Here is a link to our FAQ
, which also includes a link to a collection of different discussions. I guess you will find a lot of information over there already.
Concerning the riding, I think there are many different opinions and probably you will get completely different replies by other people. This is because AND is not a method but a study group, with people sharing what works best for them, instead of promoting a "One Best Way".
Personally, I do not start by introducing cordeo cues because I do not use a cordeo for cueing. Instead, I usually work on the horse's reaction to my bodylanguage as a first step (a description is here: Encouraging politeness
). Concerning the riding, I would not ride a horse that is younger than four, but if he is old enough, I am less of a perfectionist than many people would advise.
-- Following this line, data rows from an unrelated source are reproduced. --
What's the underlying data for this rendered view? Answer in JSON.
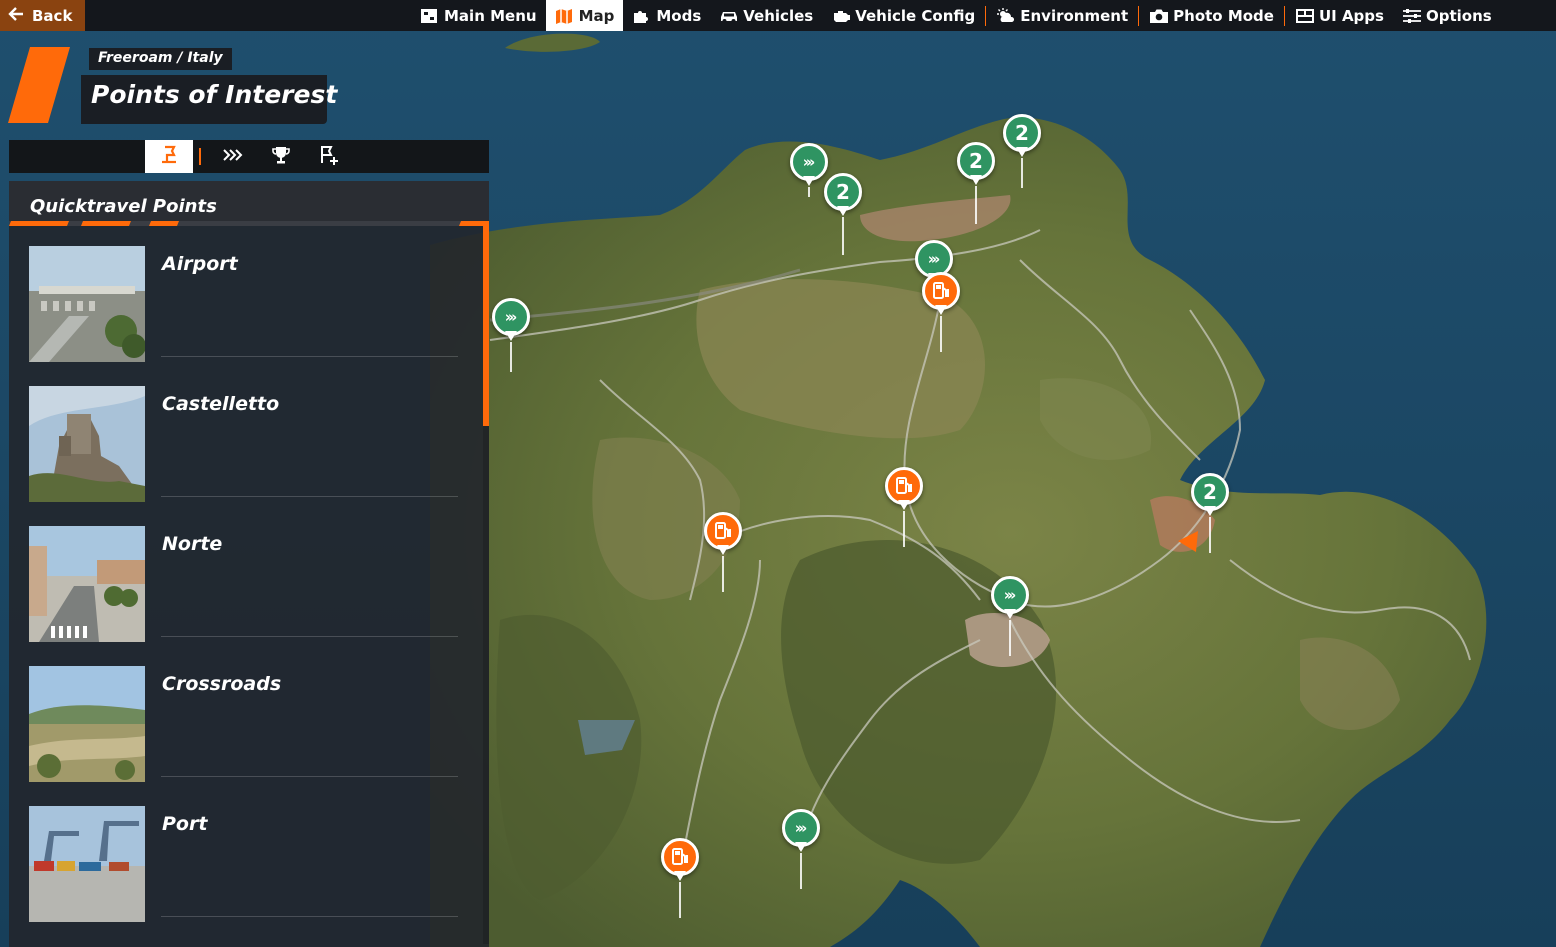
{
  "topbar": {
    "back_label": "Back",
    "nav": [
      {
        "label": "Main Menu",
        "icon": "main-menu-icon"
      },
      {
        "label": "Map",
        "icon": "map-icon",
        "active": true
      },
      {
        "label": "Mods",
        "icon": "puzzle-icon"
      },
      {
        "label": "Vehicles",
        "icon": "car-icon"
      },
      {
        "label": "Vehicle Config",
        "icon": "engine-icon"
      },
      {
        "label": "Environment",
        "icon": "weather-icon"
      },
      {
        "label": "Photo Mode",
        "icon": "camera-icon"
      },
      {
        "label": "UI Apps",
        "icon": "ui-apps-icon"
      },
      {
        "label": "Options",
        "icon": "sliders-icon"
      }
    ]
  },
  "header": {
    "breadcrumb": "Freeroam / Italy",
    "title": "Points of Interest"
  },
  "tabs": [
    {
      "icon": "spawn-flag-icon",
      "active": true
    },
    {
      "icon": "chevrons-icon"
    },
    {
      "icon": "trophy-icon"
    },
    {
      "icon": "add-flag-icon"
    }
  ],
  "list": {
    "title": "Quicktravel Points",
    "items": [
      {
        "label": "Airport"
      },
      {
        "label": "Castelletto"
      },
      {
        "label": "Norte"
      },
      {
        "label": "Crossroads"
      },
      {
        "label": "Port"
      }
    ]
  },
  "map": {
    "pins": [
      {
        "type": "quicktravel",
        "text": "›››"
      },
      {
        "type": "mission",
        "text": "2"
      },
      {
        "type": "mission",
        "text": "2"
      },
      {
        "type": "mission",
        "text": "2"
      },
      {
        "type": "quicktravel",
        "text": "›››"
      },
      {
        "type": "quicktravel",
        "text": "›››"
      },
      {
        "type": "gas-station"
      },
      {
        "type": "gas-station"
      },
      {
        "type": "gas-station"
      },
      {
        "type": "mission",
        "text": "2"
      },
      {
        "type": "quicktravel",
        "text": "›››"
      },
      {
        "type": "quicktravel",
        "text": "›››"
      },
      {
        "type": "gas-station"
      }
    ]
  },
  "colors": {
    "accent": "#ff6a0a",
    "quicktravel_pin": "#2f9462",
    "panel_bg": "#22262c",
    "sea": "#1b4a68",
    "land": "#6c7a3e"
  }
}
Actually for me, all there needs to be before I start is:
- a basic willingness of the horse to attend to my cues
- an understanding that he is being rewarded for doing what I am asking
- an unambigous stop sign (for us that's me breathing out loudly, or blowing air)
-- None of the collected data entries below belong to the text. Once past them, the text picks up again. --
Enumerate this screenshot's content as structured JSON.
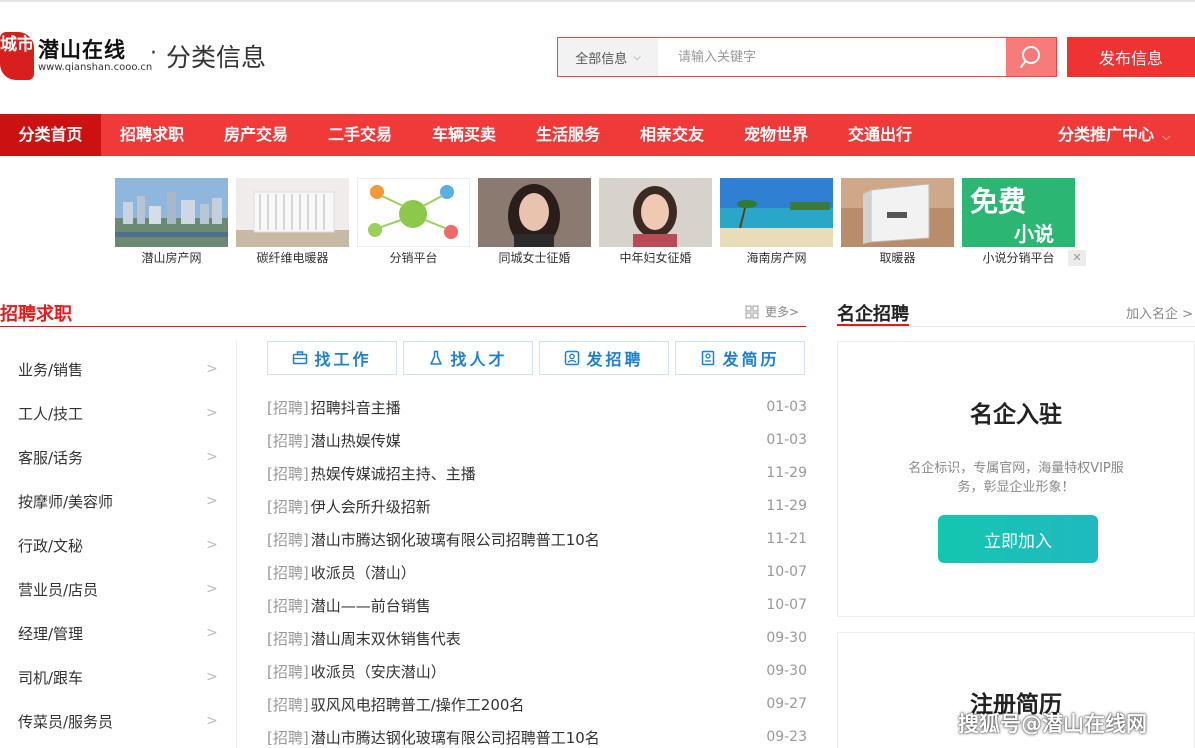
{
  "header": {
    "logo_seal": "城市",
    "logo_name": "潜山在线",
    "logo_url": "www.qianshan.cooo.cn",
    "site_dot": "·",
    "site_title": "分类信息",
    "search_category": "全部信息",
    "search_placeholder": "请输入关键字",
    "publish_label": "发布信息"
  },
  "nav": {
    "items": [
      "分类首页",
      "招聘求职",
      "房产交易",
      "二手交易",
      "车辆买卖",
      "生活服务",
      "相亲交友",
      "宠物世界",
      "交通出行"
    ],
    "promo": "分类推广中心"
  },
  "ads": [
    {
      "label": "潜山房产网",
      "icon": "city-skyline"
    },
    {
      "label": "碳纤维电暖器",
      "icon": "radiator"
    },
    {
      "label": "分销平台",
      "icon": "diagram"
    },
    {
      "label": "同城女士征婚",
      "icon": "woman-portrait"
    },
    {
      "label": "中年妇女征婚",
      "icon": "woman-portrait"
    },
    {
      "label": "海南房产网",
      "icon": "beach"
    },
    {
      "label": "取暖器",
      "icon": "heater"
    },
    {
      "label": "小说分销平台",
      "icon": "novel"
    }
  ],
  "ad_extra": {
    "free_text": "免费",
    "novel_text": "小说",
    "close": "✕"
  },
  "jobs_section": {
    "title": "招聘求职",
    "more": "更多>",
    "categories": [
      "业务/销售",
      "工人/技工",
      "客服/话务",
      "按摩师/美容师",
      "行政/文秘",
      "营业员/店员",
      "经理/管理",
      "司机/跟车",
      "传菜员/服务员"
    ],
    "quick_buttons": [
      "找工作",
      "找人才",
      "发招聘",
      "发简历"
    ],
    "items": [
      {
        "tag": "[招聘]",
        "title": "招聘抖音主播",
        "date": "01-03"
      },
      {
        "tag": "[招聘]",
        "title": "潜山热娱传媒",
        "date": "01-03"
      },
      {
        "tag": "[招聘]",
        "title": "热娱传媒诚招主持、主播",
        "date": "11-29"
      },
      {
        "tag": "[招聘]",
        "title": "伊人会所升级招新",
        "date": "11-29"
      },
      {
        "tag": "[招聘]",
        "title": "潜山市腾达钢化玻璃有限公司招聘普工10名",
        "date": "11-21"
      },
      {
        "tag": "[招聘]",
        "title": "收派员（潜山）",
        "date": "10-07"
      },
      {
        "tag": "[招聘]",
        "title": "潜山——前台销售",
        "date": "10-07"
      },
      {
        "tag": "[招聘]",
        "title": "潜山周末双休销售代表",
        "date": "09-30"
      },
      {
        "tag": "[招聘]",
        "title": "收派员（安庆潜山）",
        "date": "09-30"
      },
      {
        "tag": "[招聘]",
        "title": "驭风风电招聘普工/操作工200名",
        "date": "09-27"
      },
      {
        "tag": "[招聘]",
        "title": "潜山市腾达钢化玻璃有限公司招聘普工10名",
        "date": "09-23"
      }
    ]
  },
  "famous": {
    "title": "名企招聘",
    "more": "加入名企 >",
    "card_heading": "名企入驻",
    "card_text": "名企标识，专属官网，海量特权VIP服务，彰显企业形象！",
    "join_label": "立即加入",
    "resume_heading": "注册简历"
  },
  "watermark": "搜狐号@潜山在线网",
  "colors": {
    "brand_red": "#f03a3a",
    "active_red": "#cc1111",
    "accent_blue": "#1f7fd0",
    "teal": "#14c6b0"
  }
}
- a basic level fitness (which your horse can reach with the groundwork exercises described here in the forum, but in other ways as well. My own favourite fitness program is going for long walks in the hills)
Once I am on my horse, the second thing I would do (the first is giving a treat
) is to make sure the stop cue works from up there as well, check that frequently, and reward very much each time he stops so that this becomes his default response. This is our way of keeping me safe when riding even when we have not worked out a perfect and orderly set of cues yet. Other than that, I would - just like in groundwork - simply experiment with my moves and reward the horse for his reactions to them, whatever that might be. In that way he is teaching me the correct cues. After the first (about three) sessions in an enclosed area, I would start riding out in the forest, where the horse has a path to go, so that on one hand there is a purpose of walking forwards (many young horses seem to find that difficult in an arena), but at the same time no decisions about direction have to be made yet because the path clearly defines that.
Good luck, and if you have further questions, just ask!